Interview mit Hildigund Neubert - "Das war ein ethisches Dilemma, in dem manche Ärzte steckten"

Do 02.05.13 | 00:00 Uhr
Westliche Pharma-Unternehmen haben in erheblichem Umfang Medikamente in DDR-Krankenhäusern testen lassen. Thüringens Stasi-Beauftragte Neubert fordert die flächendeckende Erforschung der Testreihen.
Westliche Pharma-Unternehmen haben offenbar in erheblichem Umfang Medikamente an Patienten in DDR-Krankenhäusern testen lassen. Jetzt fordert die Konferenz der Landesbeauftragten für die Unterlagen des Staatssicherheitsdienstes eine flächendeckende Erforschung dieser Testreihen.
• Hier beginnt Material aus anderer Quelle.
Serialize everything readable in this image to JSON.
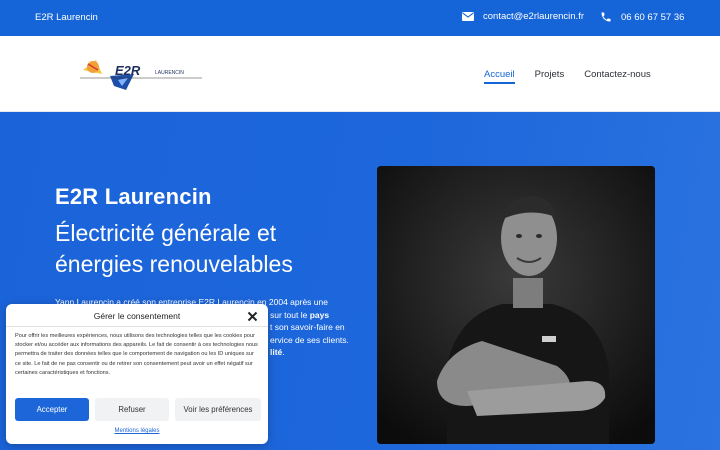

Fragen dazu an die Thüringer Landesbeauftragte Hildigund Neubert.
Wie wichtig ist die Aufarbeitung dieser Pharmatests?
Die Untersuchung ist vor allem deshalb wichtig, weil es da um menschliche Schicksale geht. Wie ist mit kranken Menschen in der DDR umgegangen worden? Das dürfen wir nicht vergessen, bei allem, was da ökonomisch, wissenschaftlich, medizinisch eine Rolle gespielt hat. Es ist wichtig, genau aufzuklären, ob z.B. die ethischen Standards eingehalten wurden. Welche Personen waren beteiligt und sind die hinreichend aufgeklärt gewesen.
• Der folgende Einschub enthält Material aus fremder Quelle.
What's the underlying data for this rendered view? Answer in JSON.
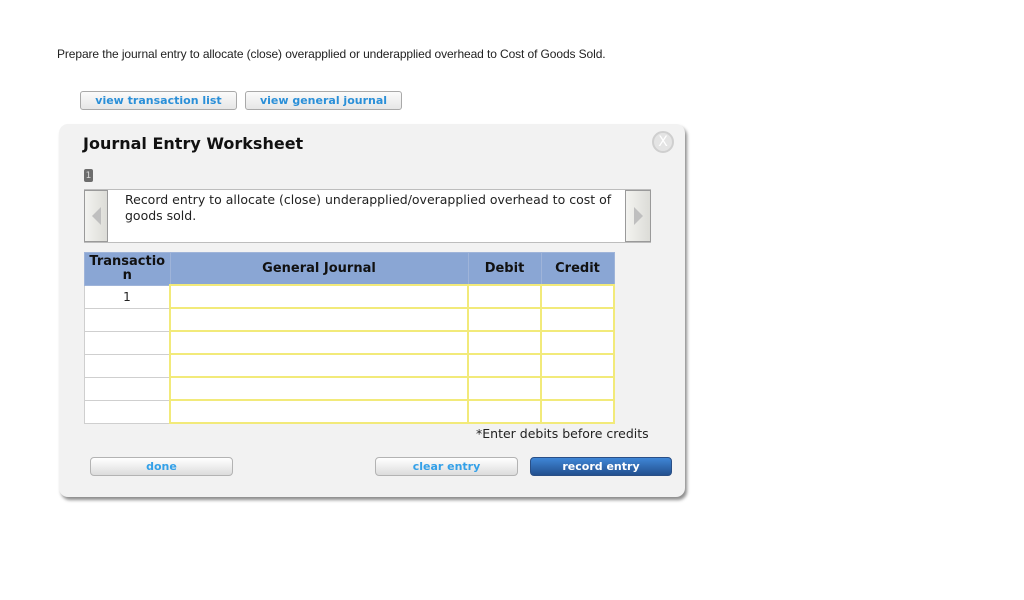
{
  "prompt": "Prepare the journal entry to allocate (close) overapplied or underapplied overhead to Cost of Goods Sold.",
  "top_buttons": {
    "view_transaction_list": "view transaction list",
    "view_general_journal": "view general journal"
  },
  "worksheet": {
    "title": "Journal Entry Worksheet",
    "close_label": "X",
    "page_number": "1",
    "description": "Record entry to allocate (close) underapplied/overapplied overhead to cost of goods sold.",
    "table": {
      "headers": [
        "Transaction",
        "General Journal",
        "Debit",
        "Credit"
      ],
      "rows": [
        {
          "transaction": "1",
          "general_journal": "",
          "debit": "",
          "credit": ""
        },
        {
          "transaction": "",
          "general_journal": "",
          "debit": "",
          "credit": ""
        },
        {
          "transaction": "",
          "general_journal": "",
          "debit": "",
          "credit": ""
        },
        {
          "transaction": "",
          "general_journal": "",
          "debit": "",
          "credit": ""
        },
        {
          "transaction": "",
          "general_journal": "",
          "debit": "",
          "credit": ""
        },
        {
          "transaction": "",
          "general_journal": "",
          "debit": "",
          "credit": ""
        }
      ]
    },
    "hint": "*Enter debits before credits",
    "buttons": {
      "done": "done",
      "clear_entry": "clear entry",
      "record_entry": "record entry"
    }
  },
  "colors": {
    "header_bg": "#8aa6d4",
    "input_border": "#f2ea7a",
    "link_blue": "#33a0e8",
    "primary_button": "#2f6bb4"
  }
}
Sie haben für Thüringen bereits eine erste Studie zu diesen Tests machen lassen. Was ist dabei heraus gekommen?
Wir haben eine Quellenrecherche veranlasst. Dabei kam heraus, dass Kliniken und Universitäten in Thüringen bei den Versuchsreihen einbezogen waren. Deutlich wurde aber auch, dass die Anzahl dieser Versuche so groß und ihre Verquickung mit dem damaligen DDR-Gesundheitsministerium so stark waren, dass man diese Vorgänge insgesamt für die ganze ehemalige DDR untersuchen muss.
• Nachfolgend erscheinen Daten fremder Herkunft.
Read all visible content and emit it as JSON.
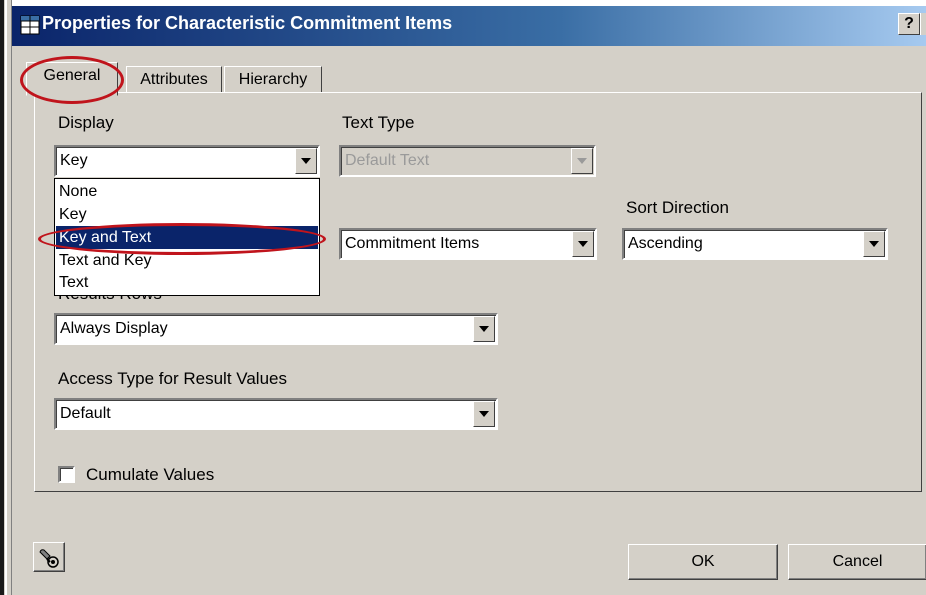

Medizinhistoriker an der Berliner Charité planen jetzt eine große Studie, was erwarten Sie von diesem Forschungsprojekt?
Die Charité war einer der wichtigsten Partner bei diesen Pharmaversuchen: die Klinik war "Prüfeinrichtung", wie das hieß, und hat gleichzeitig selber Versuche durchgeführt. Das bedeutet zweierlei: erstens ist die Charité befangen und es bedarf einer gewissen Anstrengung, dass sich die Wissenschaftler da die nötige Unabhängigkeit bewahren. Andererseits ist es eine Chance, wenn die gesamte Leitung der Charité zu diesem Projekt steht, dass dann für die Charité dieses Thema auch wirklich bis in die Patientenakten hinein aufgeklärt werden kann. Die Gefahr ist allerdings, dass sich die Untersuchung dann eben doch auf die Charité, auf Berlin, beschränkt. Und das, was in der Provinz, in den anderen Bezirken der damaligen DDR passiert ist, dann nicht untersucht wird.

Was schlagen sie vor?
Dass man eine Forschungsgruppe bildet, in der Wissenschaftler auch aus den anderen östlichen Bundesländern dabei sind, die vielleicht beraten werden von uns Landesbeauftragten. Damit die Studie wirklich auch die Fläche im Blick hat.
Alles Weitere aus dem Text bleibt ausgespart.